Surely the meat processing plants in question must know what kind of meat they importing and why are we importing so much "beef" when we are exporting 90% of our own home produced beef. It's mind boggling to say the least.
 
Big Deal! We dont know what is in the packets. Food providers have us conned with "what it says on the label" for years. Watching daytime television yesterday I learned that even when there is openness/transparency there is deviousness. The amount of names for sodium, sugar etc are there to confuse us. We are like lambs to the slaughter when it comes to shopping. And still we bear it. The latest horsemeat and pigmeat claims just add to what we already know.

. . . and of course there will be no laws to jail those guilty. . . and of course the supermarkets will blind us with advertising showing all their products are tracable to source . . .
 
Larry Goodman strikes again!! Anyone remember the Beef Tribunal?

How long before this man is punished adequately?
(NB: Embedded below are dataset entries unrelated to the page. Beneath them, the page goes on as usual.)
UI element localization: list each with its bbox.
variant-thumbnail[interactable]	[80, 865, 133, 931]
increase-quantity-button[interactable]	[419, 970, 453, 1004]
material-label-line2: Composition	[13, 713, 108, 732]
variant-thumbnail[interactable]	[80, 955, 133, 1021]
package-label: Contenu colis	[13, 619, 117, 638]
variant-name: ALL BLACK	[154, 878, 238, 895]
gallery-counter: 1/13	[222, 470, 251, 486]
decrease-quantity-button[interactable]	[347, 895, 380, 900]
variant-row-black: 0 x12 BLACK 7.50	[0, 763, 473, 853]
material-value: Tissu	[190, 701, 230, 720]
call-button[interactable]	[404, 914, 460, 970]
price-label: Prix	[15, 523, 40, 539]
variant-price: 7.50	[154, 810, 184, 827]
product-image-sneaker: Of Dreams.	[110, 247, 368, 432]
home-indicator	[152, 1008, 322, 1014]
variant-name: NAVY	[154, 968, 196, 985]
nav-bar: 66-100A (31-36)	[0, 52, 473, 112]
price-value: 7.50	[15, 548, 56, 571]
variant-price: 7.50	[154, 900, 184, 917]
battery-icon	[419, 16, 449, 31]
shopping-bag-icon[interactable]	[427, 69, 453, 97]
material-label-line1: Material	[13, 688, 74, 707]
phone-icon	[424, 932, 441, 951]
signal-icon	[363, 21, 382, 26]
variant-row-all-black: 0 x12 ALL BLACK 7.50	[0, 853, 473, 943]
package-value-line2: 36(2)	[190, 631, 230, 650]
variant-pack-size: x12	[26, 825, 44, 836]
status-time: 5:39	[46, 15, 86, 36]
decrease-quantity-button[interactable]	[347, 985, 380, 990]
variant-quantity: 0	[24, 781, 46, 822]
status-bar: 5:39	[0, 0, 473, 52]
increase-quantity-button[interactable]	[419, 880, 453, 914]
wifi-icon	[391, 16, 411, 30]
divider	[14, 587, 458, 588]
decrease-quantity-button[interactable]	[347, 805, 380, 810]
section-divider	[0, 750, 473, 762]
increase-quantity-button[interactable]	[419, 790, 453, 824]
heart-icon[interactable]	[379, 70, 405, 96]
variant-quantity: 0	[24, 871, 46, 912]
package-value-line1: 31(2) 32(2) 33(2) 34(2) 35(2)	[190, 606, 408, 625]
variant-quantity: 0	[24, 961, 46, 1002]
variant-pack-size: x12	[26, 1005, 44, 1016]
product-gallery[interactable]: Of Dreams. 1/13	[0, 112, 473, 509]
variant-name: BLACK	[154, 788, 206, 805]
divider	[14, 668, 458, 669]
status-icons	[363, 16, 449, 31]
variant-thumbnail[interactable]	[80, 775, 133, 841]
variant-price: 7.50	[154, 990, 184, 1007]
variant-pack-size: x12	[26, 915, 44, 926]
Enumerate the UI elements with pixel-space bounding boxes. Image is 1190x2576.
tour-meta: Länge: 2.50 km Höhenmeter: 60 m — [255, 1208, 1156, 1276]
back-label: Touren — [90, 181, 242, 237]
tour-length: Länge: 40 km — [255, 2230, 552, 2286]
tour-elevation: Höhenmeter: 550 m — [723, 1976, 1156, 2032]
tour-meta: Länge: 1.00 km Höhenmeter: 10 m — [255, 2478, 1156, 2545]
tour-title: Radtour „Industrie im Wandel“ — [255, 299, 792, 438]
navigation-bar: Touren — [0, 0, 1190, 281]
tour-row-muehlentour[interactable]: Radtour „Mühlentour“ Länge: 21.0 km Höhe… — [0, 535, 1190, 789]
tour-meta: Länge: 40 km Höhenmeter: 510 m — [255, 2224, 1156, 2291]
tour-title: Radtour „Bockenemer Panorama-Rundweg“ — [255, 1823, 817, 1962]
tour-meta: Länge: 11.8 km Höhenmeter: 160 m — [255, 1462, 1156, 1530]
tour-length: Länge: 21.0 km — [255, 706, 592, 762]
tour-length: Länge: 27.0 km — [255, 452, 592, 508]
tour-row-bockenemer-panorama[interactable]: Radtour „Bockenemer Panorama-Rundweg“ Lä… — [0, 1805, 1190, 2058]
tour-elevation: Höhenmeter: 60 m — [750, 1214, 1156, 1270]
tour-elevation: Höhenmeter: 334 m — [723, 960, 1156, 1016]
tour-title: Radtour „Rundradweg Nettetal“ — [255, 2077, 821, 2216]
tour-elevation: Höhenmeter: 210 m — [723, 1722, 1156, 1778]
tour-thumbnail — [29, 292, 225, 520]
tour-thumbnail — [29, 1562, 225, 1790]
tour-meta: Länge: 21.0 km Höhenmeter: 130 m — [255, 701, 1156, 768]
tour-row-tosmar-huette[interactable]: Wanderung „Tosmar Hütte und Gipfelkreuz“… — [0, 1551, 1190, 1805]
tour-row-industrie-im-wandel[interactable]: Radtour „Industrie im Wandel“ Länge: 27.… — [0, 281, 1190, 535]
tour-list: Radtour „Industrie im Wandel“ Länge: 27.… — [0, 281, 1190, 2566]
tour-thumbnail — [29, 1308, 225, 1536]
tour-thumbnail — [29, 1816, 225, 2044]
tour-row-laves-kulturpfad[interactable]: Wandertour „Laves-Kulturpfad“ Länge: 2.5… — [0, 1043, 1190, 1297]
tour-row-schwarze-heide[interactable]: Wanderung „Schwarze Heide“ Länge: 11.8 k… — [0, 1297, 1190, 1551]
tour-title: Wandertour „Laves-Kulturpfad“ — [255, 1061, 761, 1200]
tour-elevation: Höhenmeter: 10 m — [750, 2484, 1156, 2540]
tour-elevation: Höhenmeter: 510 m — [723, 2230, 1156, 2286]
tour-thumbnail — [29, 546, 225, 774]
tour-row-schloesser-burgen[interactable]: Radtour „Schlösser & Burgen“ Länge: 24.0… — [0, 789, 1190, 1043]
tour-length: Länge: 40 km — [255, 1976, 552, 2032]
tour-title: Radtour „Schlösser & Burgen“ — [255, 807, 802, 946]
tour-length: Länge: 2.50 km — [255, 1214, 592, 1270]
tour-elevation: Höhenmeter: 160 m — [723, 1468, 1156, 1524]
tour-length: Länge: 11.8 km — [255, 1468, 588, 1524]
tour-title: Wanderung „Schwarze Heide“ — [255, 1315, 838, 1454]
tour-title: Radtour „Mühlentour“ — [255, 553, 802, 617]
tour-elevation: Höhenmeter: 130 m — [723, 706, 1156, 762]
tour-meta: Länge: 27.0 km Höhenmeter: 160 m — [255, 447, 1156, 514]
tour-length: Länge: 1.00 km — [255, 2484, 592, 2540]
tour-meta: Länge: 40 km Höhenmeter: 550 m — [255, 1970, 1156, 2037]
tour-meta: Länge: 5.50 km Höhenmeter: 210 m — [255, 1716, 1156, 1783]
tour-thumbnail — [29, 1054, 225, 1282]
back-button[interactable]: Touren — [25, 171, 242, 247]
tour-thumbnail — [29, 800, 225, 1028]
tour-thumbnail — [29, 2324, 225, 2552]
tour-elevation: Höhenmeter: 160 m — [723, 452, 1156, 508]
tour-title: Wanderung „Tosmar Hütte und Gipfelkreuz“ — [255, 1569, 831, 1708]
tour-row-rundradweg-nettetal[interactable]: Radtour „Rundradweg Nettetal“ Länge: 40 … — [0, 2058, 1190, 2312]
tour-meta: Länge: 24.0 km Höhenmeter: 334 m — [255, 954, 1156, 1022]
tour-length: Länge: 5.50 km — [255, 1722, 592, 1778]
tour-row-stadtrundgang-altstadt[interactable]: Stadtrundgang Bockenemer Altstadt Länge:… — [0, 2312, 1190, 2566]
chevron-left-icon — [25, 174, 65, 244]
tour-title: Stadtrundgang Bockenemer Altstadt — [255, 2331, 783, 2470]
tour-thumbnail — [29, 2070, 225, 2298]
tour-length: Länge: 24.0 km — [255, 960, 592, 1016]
He clearly doesn't care about damage to Ireland's exports.
 
I would not worry about the horse meat aspect, after all it is still eaten worldwide and a delicacy in france but what part of the horse used would worry me! Come to think of it thats why I dont eat hamburgers in the first place.
 
with things like frozen burgers you just never know exactly whats in them. anything can be put on a label, and how many of us even bother to read them!
 
What I cant understand :mad: is why they dont have the full enquiry behind the scenes and then publish the net result (&have done a practice run with PR consultants before they go public), so instead of "Ireland sells horse burgers labelled as beef" we'd have "French supplier rapped over ingredient cross contamination" - or whatever the net outcome is - I wouldnt have thought horses come with an asses roar (sorry:eek:) of the food chain for human consumption in Ireland.

What has happen was v v irresponsible, and just when new international markets are in the balance.

For the record, the latest I've heard is that the only possible contamination came from 1 factory in Monaghan and 1 in Cavan, and that other than the Tesco burger (25% horsey), all the others were only trace elements (0.01% type stuff).

So the real problem has become the impact on Irish exports, whereas it should have been a food ingredients relatively minor issue.
 
I see where you're coming from, but can you imagine the uproar if it came out - and it would - there would be accusations of cover-ups etc and no-one would believe anything the FSAI said in future. They're in a tricky position but are blameless.

To be honest, I think the pig meat because of the religious reasons may be more harmful than the horse meat.
 
To be honest, I think the pig meat because of the religious reasons may be more harmful than the horse meat.
Anyone who is serious about their beliefs regarding pork would more than likely buy only Halal or Kosher meat and wouldn't be buying burgers in the local supermarket.

If you want to avoid the uncertainty about what is in your food, just don't eat processed food. That also includes Spaghetti Bolognese, Lasagne, Cottage Pie and any other dishes that use processed meat from your local eatery as you'd more than likely be surprised at what the contents are. ;)
 
I agree. I never buy processed foods with minced meat in them because you just don't know what you're getting.
 
Well if the label says 100% beef then it shoudl contain 100% beef otherwise is it not misleading to the public?
 
Of course I forgot to add in Tesco's case " Every little helps" or on this case " Every Horse Helps"
 
Well if the label says 100% beef then it shoudl contain 100% beef otherwise is it not misleading to the public?
If the label says it's beef, then it should be beef and there's a €2,500 fine plus a possible 6 month prison term according to the fsai's 'Beef Labelling System'. Someone should be jailed for this, but more than likely no-one will be held accountable as usual.

Even if the label says 100% Beef, particularly where mince and other processed beef products are concerned, that's any part of a cow, use your imagination!
 
Mechanically Recover Meat is beef but it is a red gung that is added. Also the Beef may be traceable but the Horse is not. How can they blame additives when there is 30% horse?
quite a lot additives.
Wait until we get escargot in our burgers.